Probably one of the nicest things I've noticed is that the more I get out, see friends, go for walks, and eat nutritious meals the better I feel emotionally and physically. For such a long time I felt like I had no energy and for the majority of the time I felt sickly. Even when my severe nausea and puking finally faded I was still left with the uncomfortable feeling of getting over a flu. However, that has mostly abated and when I do start to feel a bit nauseas then I know it's time to eat and give my girl some calories to bulk up on. That may sound a bit funny but it's important to consume more calories to ensure that the baby is gaining adequate nutrition to develop, grow and build up her fat reserves for warmth. I had a midwife appointment a couple days ago and found out that rather than gaining the expected pound a week I actually lost two pounds! Initially this sounds great, but the reality is that it's the baby gaining weight that's important and to lose weight is a bit of a concern. However, when my midwife measured my belly it read 30 centimetres (approximately a centimetre for every week of gestation) which means that my baby girls growth is right on track. This means that it really was me that lost the two pounds - not too surprising since now that I'm feeling better I'm definitely more active. Once again my midwife assured me that it was normal to lose weight at this point because a mother's stomach gets so squashed that she may eat a meal and feel like she ate a sufficient amount because she's full. While my midwife encouraged me to continue being active and eating nutritious meals, she also mentioned monitoring my calorie intake to make sure it's sufficient and suggested eating more snacks. Of course, as Luke can attest to, I do eat quite often and I always have something in my purse just in case I need snack while we're out.

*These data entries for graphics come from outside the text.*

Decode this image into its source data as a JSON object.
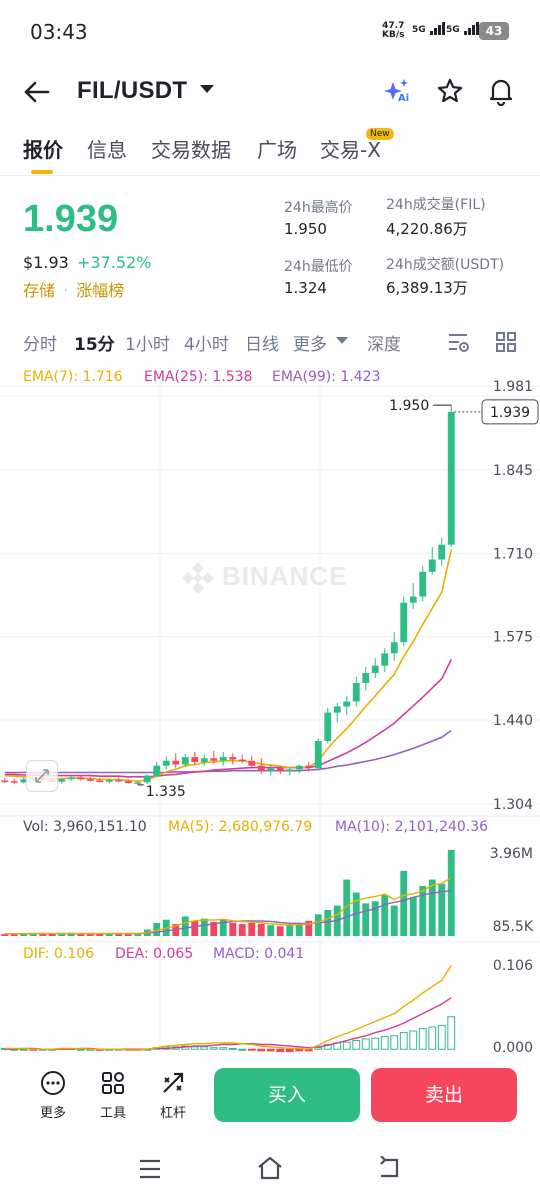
{
  "status_bar": {
    "time": "03:43",
    "net_speed_value": "47.7",
    "net_speed_unit": "KB/s",
    "sim1": "5G",
    "sim2": "5G",
    "battery": "43"
  },
  "header": {
    "back_icon": "arrow-left-icon",
    "pair": "FIL/USDT",
    "ai_icon": "ai-sparkle-icon",
    "ai_label": "Ai",
    "star_icon": "star-outline-icon",
    "bell_icon": "bell-icon"
  },
  "tabs": [
    {
      "label": "报价",
      "active": true
    },
    {
      "label": "信息",
      "active": false
    },
    {
      "label": "交易数据",
      "active": false
    },
    {
      "label": "广场",
      "active": false
    },
    {
      "label": "交易-X",
      "active": false
    }
  ],
  "new_badge": "New",
  "ticker": {
    "price": "1.939",
    "usd_price": "$1.93",
    "change_pct": "+37.52%",
    "link_earn": "存储",
    "link_sep": "·",
    "link_gainers": "涨幅榜",
    "high_label": "24h最高价",
    "high_value": "1.950",
    "low_label": "24h最低价",
    "low_value": "1.324",
    "vol_base_label": "24h成交量(FIL)",
    "vol_base_value": "4,220.86万",
    "vol_quote_label": "24h成交额(USDT)",
    "vol_quote_value": "6,389.13万"
  },
  "intervals": [
    {
      "label": "分时",
      "active": false
    },
    {
      "label": "15分",
      "active": true
    },
    {
      "label": "1小时",
      "active": false
    },
    {
      "label": "4小时",
      "active": false
    },
    {
      "label": "日线",
      "active": false
    },
    {
      "label": "更多",
      "active": false
    },
    {
      "label": "深度",
      "active": false
    }
  ],
  "chart_icons": {
    "settings": "chart-settings-icon",
    "layout": "grid-layout-icon",
    "expand": "expand-icon",
    "watermark": "binance-logo-icon"
  },
  "colors": {
    "up": "#2ebd85",
    "down": "#f6465d",
    "accent": "#f0b90b",
    "ema7": "#e6b000",
    "ema25": "#d63a9a",
    "ema99": "#9460c4"
  },
  "chart_data": [
    {
      "type": "candlestick",
      "title": "FIL/USDT 15分",
      "indicators": [
        {
          "name": "EMA(7)",
          "value": "1.716"
        },
        {
          "name": "EMA(25)",
          "value": "1.538"
        },
        {
          "name": "EMA(99)",
          "value": "1.423"
        }
      ],
      "watermark": "BINANCE",
      "y_ticks": [
        "1.981",
        "1.845",
        "1.710",
        "1.575",
        "1.440",
        "1.304"
      ],
      "ylim": [
        1.304,
        1.981
      ],
      "last_price": "1.939",
      "high_marker": "1.950",
      "low_marker": "1.335",
      "candles": [
        [
          1.342,
          1.346,
          1.338,
          1.341
        ],
        [
          1.341,
          1.345,
          1.336,
          1.339
        ],
        [
          1.339,
          1.347,
          1.337,
          1.344
        ],
        [
          1.344,
          1.35,
          1.34,
          1.346
        ],
        [
          1.346,
          1.349,
          1.341,
          1.343
        ],
        [
          1.343,
          1.347,
          1.339,
          1.34
        ],
        [
          1.34,
          1.346,
          1.337,
          1.344
        ],
        [
          1.344,
          1.351,
          1.341,
          1.347
        ],
        [
          1.347,
          1.35,
          1.342,
          1.344
        ],
        [
          1.344,
          1.348,
          1.34,
          1.342
        ],
        [
          1.342,
          1.346,
          1.339,
          1.34
        ],
        [
          1.34,
          1.344,
          1.337,
          1.343
        ],
        [
          1.343,
          1.347,
          1.339,
          1.341
        ],
        [
          1.341,
          1.344,
          1.337,
          1.338
        ],
        [
          1.338,
          1.342,
          1.335,
          1.339
        ],
        [
          1.339,
          1.352,
          1.336,
          1.35
        ],
        [
          1.35,
          1.372,
          1.348,
          1.366
        ],
        [
          1.366,
          1.381,
          1.36,
          1.374
        ],
        [
          1.374,
          1.386,
          1.362,
          1.368
        ],
        [
          1.368,
          1.385,
          1.364,
          1.38
        ],
        [
          1.38,
          1.388,
          1.368,
          1.372
        ],
        [
          1.372,
          1.384,
          1.366,
          1.378
        ],
        [
          1.378,
          1.39,
          1.37,
          1.374
        ],
        [
          1.374,
          1.388,
          1.366,
          1.38
        ],
        [
          1.38,
          1.386,
          1.368,
          1.376
        ],
        [
          1.376,
          1.384,
          1.37,
          1.374
        ],
        [
          1.374,
          1.382,
          1.362,
          1.366
        ],
        [
          1.366,
          1.378,
          1.352,
          1.358
        ],
        [
          1.358,
          1.368,
          1.35,
          1.362
        ],
        [
          1.362,
          1.366,
          1.352,
          1.358
        ],
        [
          1.358,
          1.364,
          1.35,
          1.36
        ],
        [
          1.36,
          1.368,
          1.354,
          1.366
        ],
        [
          1.366,
          1.372,
          1.356,
          1.362
        ],
        [
          1.362,
          1.41,
          1.36,
          1.406
        ],
        [
          1.406,
          1.46,
          1.402,
          1.452
        ],
        [
          1.452,
          1.468,
          1.436,
          1.462
        ],
        [
          1.462,
          1.478,
          1.448,
          1.47
        ],
        [
          1.47,
          1.51,
          1.462,
          1.5
        ],
        [
          1.5,
          1.526,
          1.488,
          1.516
        ],
        [
          1.516,
          1.54,
          1.508,
          1.528
        ],
        [
          1.528,
          1.556,
          1.518,
          1.548
        ],
        [
          1.548,
          1.582,
          1.536,
          1.566
        ],
        [
          1.566,
          1.64,
          1.56,
          1.63
        ],
        [
          1.63,
          1.662,
          1.62,
          1.64
        ],
        [
          1.64,
          1.69,
          1.632,
          1.68
        ],
        [
          1.68,
          1.72,
          1.676,
          1.7
        ],
        [
          1.7,
          1.735,
          1.69,
          1.724
        ],
        [
          1.724,
          1.95,
          1.72,
          1.939
        ]
      ],
      "ema7": [
        1.35,
        1.349,
        1.348,
        1.347,
        1.346,
        1.345,
        1.345,
        1.346,
        1.346,
        1.345,
        1.344,
        1.344,
        1.343,
        1.342,
        1.341,
        1.343,
        1.349,
        1.356,
        1.36,
        1.366,
        1.368,
        1.371,
        1.372,
        1.374,
        1.374,
        1.374,
        1.372,
        1.369,
        1.367,
        1.365,
        1.363,
        1.364,
        1.363,
        1.374,
        1.394,
        1.411,
        1.426,
        1.444,
        1.462,
        1.479,
        1.497,
        1.514,
        1.543,
        1.567,
        1.595,
        1.621,
        1.647,
        1.716
      ],
      "ema25": [
        1.352,
        1.352,
        1.351,
        1.351,
        1.35,
        1.35,
        1.35,
        1.35,
        1.35,
        1.35,
        1.349,
        1.349,
        1.349,
        1.348,
        1.348,
        1.348,
        1.349,
        1.351,
        1.352,
        1.354,
        1.356,
        1.357,
        1.359,
        1.36,
        1.361,
        1.362,
        1.363,
        1.363,
        1.363,
        1.363,
        1.363,
        1.363,
        1.363,
        1.366,
        1.373,
        1.38,
        1.387,
        1.395,
        1.404,
        1.414,
        1.424,
        1.435,
        1.449,
        1.463,
        1.477,
        1.492,
        1.507,
        1.538
      ],
      "ema99": [
        1.355,
        1.355,
        1.355,
        1.355,
        1.355,
        1.355,
        1.355,
        1.355,
        1.355,
        1.355,
        1.355,
        1.355,
        1.355,
        1.355,
        1.355,
        1.355,
        1.355,
        1.355,
        1.356,
        1.356,
        1.356,
        1.357,
        1.357,
        1.357,
        1.358,
        1.358,
        1.358,
        1.358,
        1.358,
        1.358,
        1.358,
        1.358,
        1.359,
        1.36,
        1.362,
        1.365,
        1.367,
        1.37,
        1.373,
        1.376,
        1.38,
        1.384,
        1.389,
        1.394,
        1.4,
        1.406,
        1.412,
        1.423
      ]
    },
    {
      "type": "bar",
      "title": "Vol",
      "indicators": [
        {
          "name": "Vol",
          "value": "3,960,151.10"
        },
        {
          "name": "MA(5)",
          "value": "2,680,976.79"
        },
        {
          "name": "MA(10)",
          "value": "2,101,240.36"
        }
      ],
      "y_ticks": [
        "3.96M",
        "85.5K"
      ],
      "ylim": [
        0,
        3.96
      ],
      "values_m": [
        0.09,
        0.12,
        0.1,
        0.14,
        0.11,
        0.09,
        0.12,
        0.15,
        0.11,
        0.1,
        0.12,
        0.09,
        0.1,
        0.13,
        0.12,
        0.3,
        0.6,
        0.75,
        0.55,
        0.9,
        0.7,
        0.8,
        0.65,
        0.75,
        0.6,
        0.55,
        0.6,
        0.55,
        0.5,
        0.45,
        0.5,
        0.6,
        0.7,
        1.0,
        1.2,
        1.4,
        2.6,
        2.0,
        1.5,
        1.6,
        1.9,
        1.4,
        3.0,
        1.8,
        2.3,
        2.6,
        2.4,
        3.96
      ],
      "ma5_m": [
        0.1,
        0.1,
        0.11,
        0.11,
        0.11,
        0.11,
        0.11,
        0.11,
        0.11,
        0.11,
        0.11,
        0.11,
        0.11,
        0.11,
        0.11,
        0.15,
        0.25,
        0.37,
        0.46,
        0.62,
        0.7,
        0.74,
        0.73,
        0.77,
        0.7,
        0.67,
        0.63,
        0.61,
        0.56,
        0.53,
        0.52,
        0.52,
        0.55,
        0.65,
        0.8,
        0.98,
        1.38,
        1.64,
        1.74,
        1.82,
        1.92,
        1.68,
        1.88,
        1.94,
        2.08,
        2.34,
        2.42,
        2.68
      ],
      "ma10_m": [
        0.1,
        0.1,
        0.1,
        0.11,
        0.11,
        0.11,
        0.11,
        0.11,
        0.11,
        0.11,
        0.11,
        0.11,
        0.11,
        0.11,
        0.11,
        0.13,
        0.18,
        0.24,
        0.29,
        0.37,
        0.43,
        0.5,
        0.55,
        0.62,
        0.66,
        0.69,
        0.69,
        0.69,
        0.67,
        0.62,
        0.59,
        0.58,
        0.58,
        0.61,
        0.65,
        0.72,
        0.89,
        1.04,
        1.15,
        1.26,
        1.45,
        1.55,
        1.63,
        1.78,
        1.89,
        1.98,
        2.03,
        2.1
      ]
    },
    {
      "type": "bar",
      "title": "MACD",
      "indicators": [
        {
          "name": "DIF",
          "value": "0.106"
        },
        {
          "name": "DEA",
          "value": "0.065"
        },
        {
          "name": "MACD",
          "value": "0.041"
        }
      ],
      "y_ticks": [
        "0.106",
        "0.000"
      ],
      "ylim": [
        -0.006,
        0.11
      ],
      "macd": [
        0.001,
        0.0,
        0.0,
        -0.001,
        0.0,
        0.0,
        0.001,
        0.001,
        0.0,
        0.0,
        -0.001,
        0.0,
        0.0,
        -0.001,
        -0.001,
        0.0,
        0.002,
        0.003,
        0.003,
        0.004,
        0.003,
        0.003,
        0.002,
        0.002,
        0.001,
        0.0,
        -0.001,
        -0.002,
        -0.002,
        -0.003,
        -0.003,
        -0.002,
        -0.002,
        0.002,
        0.006,
        0.008,
        0.009,
        0.011,
        0.013,
        0.014,
        0.016,
        0.017,
        0.021,
        0.023,
        0.026,
        0.028,
        0.03,
        0.041
      ],
      "dif": [
        0.001,
        0.001,
        0.001,
        0.0,
        0.0,
        0.0,
        0.001,
        0.001,
        0.001,
        0.0,
        0.0,
        0.0,
        0.0,
        -0.001,
        -0.001,
        0.0,
        0.002,
        0.004,
        0.005,
        0.006,
        0.007,
        0.007,
        0.008,
        0.008,
        0.008,
        0.007,
        0.006,
        0.004,
        0.003,
        0.002,
        0.001,
        0.001,
        0.0,
        0.005,
        0.011,
        0.016,
        0.02,
        0.025,
        0.03,
        0.035,
        0.04,
        0.045,
        0.054,
        0.062,
        0.071,
        0.079,
        0.087,
        0.106
      ],
      "dea": [
        0.0,
        0.0,
        0.001,
        0.001,
        0.0,
        0.0,
        0.0,
        0.0,
        0.001,
        0.001,
        0.0,
        0.0,
        0.0,
        0.0,
        0.0,
        0.0,
        0.001,
        0.001,
        0.002,
        0.003,
        0.004,
        0.004,
        0.005,
        0.006,
        0.006,
        0.007,
        0.007,
        0.006,
        0.006,
        0.005,
        0.004,
        0.003,
        0.002,
        0.003,
        0.005,
        0.008,
        0.011,
        0.014,
        0.017,
        0.021,
        0.024,
        0.028,
        0.033,
        0.039,
        0.045,
        0.051,
        0.057,
        0.065
      ]
    }
  ],
  "bottom_bar": {
    "more_label": "更多",
    "more_icon": "more-dots-icon",
    "tools_label": "工具",
    "tools_icon": "tools-grid-icon",
    "leverage_label": "杠杆",
    "leverage_icon": "leverage-icon",
    "buy_label": "买入",
    "sell_label": "卖出"
  },
  "nav": {
    "menu_icon": "menu-icon",
    "home_icon": "home-icon",
    "back_icon": "back-icon"
  }
}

Finally, I have noticed that older people (men and women alike) seem to get the most enjoyment out of the prospect of new life. I'm constantly met with smiles, inquiries as to if I can feel her kicking, and when am I due. Actually there's one lady in my aqua-fit class that asks me when I'm due every time she sees me, it's cute and I'm happy to talk about it. After all it's quite the marvellous feat of nature that I'm accomplishing by growing this baby girl. I think it's this fact combined with my overall feeling of wellbeing that for the first time yesterday I felt like I had the pregnancy glow - random people kept smiling and saying hello to me. I felt noticed and my pregnant state seemed to make people more friendly than usual. It was nice and it made this pregnant woman feel especially good about herself.